Diogenes berjalan dengan lentera di siang hari, simbol pencarian manusia yang jujur di tengah dunia yang penuh kepalsuan. / Foto: Wikimedia Commons / Public Domain 

Nalarmerdeka.com – Di tengah kota yang sibuk, saat orang-orang berlari mengejar status, harta, dan pengakuan, seorang lelaki tua berjalan perlahan sambil membawa lentera. Anehnya, ia melakukannya pada siang bolong, ketika matahari sedang terang-terangnya.

Orang-orang menatapnya dengan heran.

Untuk apa lentera di tengah cahaya?

Lelaki itu lalu menjawab dengan tenang, “Aku sedang mencari manusia yang jujur.”

Lelaki eksentrik itu adalah Diogenes of Sinope—seorang filsuf Yunani kuno yang namanya tetap menggema hingga hari ini, bukan karena buku tebal yang ia tulis, melainkan karena hidupnya sendiri adalah sebuah kritik yang berjalan.

Diogenes bukan filsuf yang gemar berdebat di ruang-ruang akademik. Ia memilih jalan yang lebih radikal: menjadikan tubuh, gaya hidup, dan tindakannya sebagai teks filsafat yang paling telanjang.

Ia hidup dalam kemiskinan yang disengaja. Ia menolak rumah mewah, menertawakan kekuasaan, dan melepaskan diri dari segala bentuk kenyamanan yang menurutnya justru memperbudak manusia. Banyak kisah menyebut ia tinggal di dalam sebuah tempayan besar—sering secara populer disebut tong—di tengah ruang publik kota Athena.

Bagi Diogenes, manusia modern pada zamannya telah terlalu jauh dari alam dan dari dirinya sendiri. Mereka sibuk mengejar sesuatu yang sesungguhnya tidak mereka butuhkan: pujian, kekayaan, kehormatan, dan status sosial.

Dalam mazhab Sinisme yang ia populerkan, kebajikan adalah satu-satunya kekayaan yang layak dimiliki. Selebihnya hanyalah beban yang menipu.

Diogenes tampaknya memahami sesuatu yang hingga hari ini masih sulit diterima banyak orang: bahwa manusia sering kali tidak hidup untuk dirinya sendiri, melainkan untuk tatapan orang lain.

Ia memandang peradaban dengan curiga.

Semakin mewah rumah seseorang, semakin mungkin ia menjadi tawanan rumah itu. Semakin tinggi jabatan seseorang, semakin besar kemungkinan ia menjadi budak dari citranya sendiri.

Dalam dunia yang penuh pencitraan, Diogenes memilih menjadi aib yang sadar.

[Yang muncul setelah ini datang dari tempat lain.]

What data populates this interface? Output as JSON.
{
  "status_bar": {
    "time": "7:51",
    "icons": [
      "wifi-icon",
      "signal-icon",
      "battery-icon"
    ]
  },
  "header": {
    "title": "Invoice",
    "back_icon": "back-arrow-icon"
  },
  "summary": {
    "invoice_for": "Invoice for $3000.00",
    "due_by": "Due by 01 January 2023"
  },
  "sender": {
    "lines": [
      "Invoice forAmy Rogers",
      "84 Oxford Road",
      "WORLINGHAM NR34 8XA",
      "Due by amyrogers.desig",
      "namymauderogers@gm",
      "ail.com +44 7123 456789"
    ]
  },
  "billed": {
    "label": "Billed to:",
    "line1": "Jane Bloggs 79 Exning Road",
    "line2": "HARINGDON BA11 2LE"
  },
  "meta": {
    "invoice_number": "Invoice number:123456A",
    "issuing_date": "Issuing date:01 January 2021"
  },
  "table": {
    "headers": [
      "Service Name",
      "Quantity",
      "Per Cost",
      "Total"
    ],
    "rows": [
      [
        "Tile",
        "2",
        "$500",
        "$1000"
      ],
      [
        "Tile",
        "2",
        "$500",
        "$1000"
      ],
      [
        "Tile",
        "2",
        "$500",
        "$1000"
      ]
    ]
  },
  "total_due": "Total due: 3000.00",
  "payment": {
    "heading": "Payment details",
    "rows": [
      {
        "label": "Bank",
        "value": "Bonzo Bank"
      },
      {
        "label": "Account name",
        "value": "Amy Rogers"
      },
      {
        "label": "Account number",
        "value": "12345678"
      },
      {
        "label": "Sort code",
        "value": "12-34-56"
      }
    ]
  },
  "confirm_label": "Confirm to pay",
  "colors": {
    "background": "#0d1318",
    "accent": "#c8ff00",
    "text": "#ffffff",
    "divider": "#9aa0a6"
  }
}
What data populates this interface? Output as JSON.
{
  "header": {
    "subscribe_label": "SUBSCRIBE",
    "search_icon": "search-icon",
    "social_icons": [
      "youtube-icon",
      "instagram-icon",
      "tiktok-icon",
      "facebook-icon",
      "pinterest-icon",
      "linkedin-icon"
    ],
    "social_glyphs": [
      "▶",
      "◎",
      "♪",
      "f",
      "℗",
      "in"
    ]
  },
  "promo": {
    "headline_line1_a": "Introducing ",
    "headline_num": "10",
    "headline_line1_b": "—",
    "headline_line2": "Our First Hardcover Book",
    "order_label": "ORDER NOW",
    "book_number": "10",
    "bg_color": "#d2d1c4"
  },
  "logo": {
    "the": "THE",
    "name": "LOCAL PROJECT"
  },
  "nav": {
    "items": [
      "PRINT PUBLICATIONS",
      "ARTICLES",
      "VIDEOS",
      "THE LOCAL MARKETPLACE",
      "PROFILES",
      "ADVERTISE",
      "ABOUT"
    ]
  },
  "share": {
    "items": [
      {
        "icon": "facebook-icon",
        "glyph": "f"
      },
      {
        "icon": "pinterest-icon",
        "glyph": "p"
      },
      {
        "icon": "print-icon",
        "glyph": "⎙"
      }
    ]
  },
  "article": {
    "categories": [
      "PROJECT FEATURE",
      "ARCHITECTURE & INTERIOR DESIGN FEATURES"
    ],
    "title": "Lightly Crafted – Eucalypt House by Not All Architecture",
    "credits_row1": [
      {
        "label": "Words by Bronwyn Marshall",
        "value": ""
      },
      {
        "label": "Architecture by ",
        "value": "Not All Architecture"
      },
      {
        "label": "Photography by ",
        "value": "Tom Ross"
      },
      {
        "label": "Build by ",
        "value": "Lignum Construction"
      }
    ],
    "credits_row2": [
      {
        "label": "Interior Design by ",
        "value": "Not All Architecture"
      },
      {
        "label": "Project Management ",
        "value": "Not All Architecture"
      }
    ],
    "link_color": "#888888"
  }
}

Salah satu kisah paling terkenal tentang dirinya adalah pertemuannya dengan Alexander the Great. Ketika sang penakluk dunia datang menemuinya dan berkata, “Mintalah apa saja yang kau inginkan,” Diogenes hanya menjawab singkat:

“Menjauhlah sedikit, kau menghalangi sinar matahariku.”

Kalimat itu sederhana, tetapi mengandung ledakan makna.

Di hadapan kekuasaan terbesar pada masanya, Diogenes menunjukkan bahwa ada sesuatu yang tidak bisa dibeli oleh kuasa: kemerdekaan batin.

Alexander mungkin mampu menguasai negeri-negeri, tetapi Diogenes telah lebih dulu menguasai dirinya sendiri.

Barangkali di situlah letak radikalitas pemikirannya.

Ia tidak sekadar mengkritik dunia, tetapi menolak tunduk pada logika dunia.

Hari ini, lebih dari dua ribu tahun setelah kematiannya, Diogenes terasa semakin relevan.

Kita hidup dalam zaman yang memuja tampilan.

Media sosial menjadikan citra sebagai mata uang baru. Kesuksesan tidak lagi cukup untuk dijalani; ia harus dipamerkan. Kebahagiaan tidak lagi cukup untuk dirasakan; ia harus diposting.

Rumah, kendaraan, pakaian, bahkan secangkir kopi bisa menjadi simbol kelas sosial.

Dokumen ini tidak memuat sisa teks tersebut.